More scientific and medical research in the United States is being funded by private foundations and wealthy individuals than ever before. Many of these sources and the areas of medicine they are funding are familiar to the American public, and include such big names as Bill Gates (vaccinations, tuberculosis, polio, malaria), Ronald Perelman (infertility, Parkinson’s), and David Koch (prostate cancer). In fact, MIT professor Fiona Murray reported in a 2012 article for the National Bureau of Economic Research that science philanthropy contributes more than $4 billion annually to operations, endowments, and buildings devoted to university-based medical, engineering, and scientific research. At the same time, funding from the U.S. government for basic research has been falling since 2010. In an interview with the New York Times for a recent article describing this phenomenon, the director of the National Institutes of Health, Dr. Francis S. Collins, called 2013 “one of the darkest years ever” for the NIH, with fewer grants awarded and with jobs and programs cut.
Scientific research that advances our knowledge of medicine and leads to the discovery of effective cures and treatments that save lives is important and valuable—so does it matter who funds the research? It just might.
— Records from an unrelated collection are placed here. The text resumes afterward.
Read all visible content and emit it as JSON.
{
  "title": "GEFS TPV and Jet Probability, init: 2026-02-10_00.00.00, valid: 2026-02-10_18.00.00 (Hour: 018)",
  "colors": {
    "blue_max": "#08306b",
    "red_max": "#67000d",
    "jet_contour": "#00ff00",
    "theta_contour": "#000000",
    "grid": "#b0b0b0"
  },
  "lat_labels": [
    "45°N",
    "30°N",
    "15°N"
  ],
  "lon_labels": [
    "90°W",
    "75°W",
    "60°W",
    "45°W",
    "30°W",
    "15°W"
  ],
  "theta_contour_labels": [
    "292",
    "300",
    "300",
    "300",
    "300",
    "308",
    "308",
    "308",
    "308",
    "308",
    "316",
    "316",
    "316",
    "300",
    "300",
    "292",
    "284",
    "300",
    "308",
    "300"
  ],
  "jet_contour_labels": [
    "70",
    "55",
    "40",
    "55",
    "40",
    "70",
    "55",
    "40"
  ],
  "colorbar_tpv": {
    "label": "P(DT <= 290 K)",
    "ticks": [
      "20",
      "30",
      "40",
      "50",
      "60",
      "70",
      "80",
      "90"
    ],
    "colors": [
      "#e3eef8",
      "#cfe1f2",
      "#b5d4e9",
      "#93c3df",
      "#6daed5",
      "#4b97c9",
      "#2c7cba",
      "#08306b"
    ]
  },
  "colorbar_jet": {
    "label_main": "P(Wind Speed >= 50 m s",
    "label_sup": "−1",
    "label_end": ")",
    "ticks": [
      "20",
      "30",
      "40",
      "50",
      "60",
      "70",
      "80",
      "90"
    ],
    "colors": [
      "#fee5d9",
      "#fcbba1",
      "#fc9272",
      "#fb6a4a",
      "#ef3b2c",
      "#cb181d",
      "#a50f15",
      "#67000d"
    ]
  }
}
Science philanthropists tend to fund research based on personal interest or familial experience with a particular disease. One concern with privatizing research is the widening of already existing racial disparities in healthcare and disease research, with diseases that affect white populations receiving more funding. Consider, for example, cystic fibrosis, melanoma, and ovarian cancer—all diseases that, according to the NYT article, benefited from rich, white philanthropists who had personal reasons to choose these particular diseases. Not surprisingly, of the 20 philanthropists highlighted, only one (Patrick Soon-Shiong) was not white (and only two were women).
Another concern is that private philanthropists tend to support already well-funded fields and disproportionately give to the same top universities, thus potentially marginalizing smaller institutions and neglecting less well-funded areas of research. While private funding could, in an ideal world, “fill in the gaps” of research not covered by government funding, this has not been the case. Furthermore, Dr. Murray states that “the lack of allocative efficiency and coordination among patrons makes comprehensive funding strategies impossible, leaving researchers at the whims of particular individuals.”
So is science philanthropy a problem? Certainly not. With shrinking government funding, the dollars for medical research have to come from somewhere. Nevertheless, when evaluating study results, it is important to be aware of the funding sources and any potential conflicts of interest and biases of the stakeholders involved in the research. Even the best research can be fatally flawed if the results are reported with bias or skewed to support a particular viewpoint.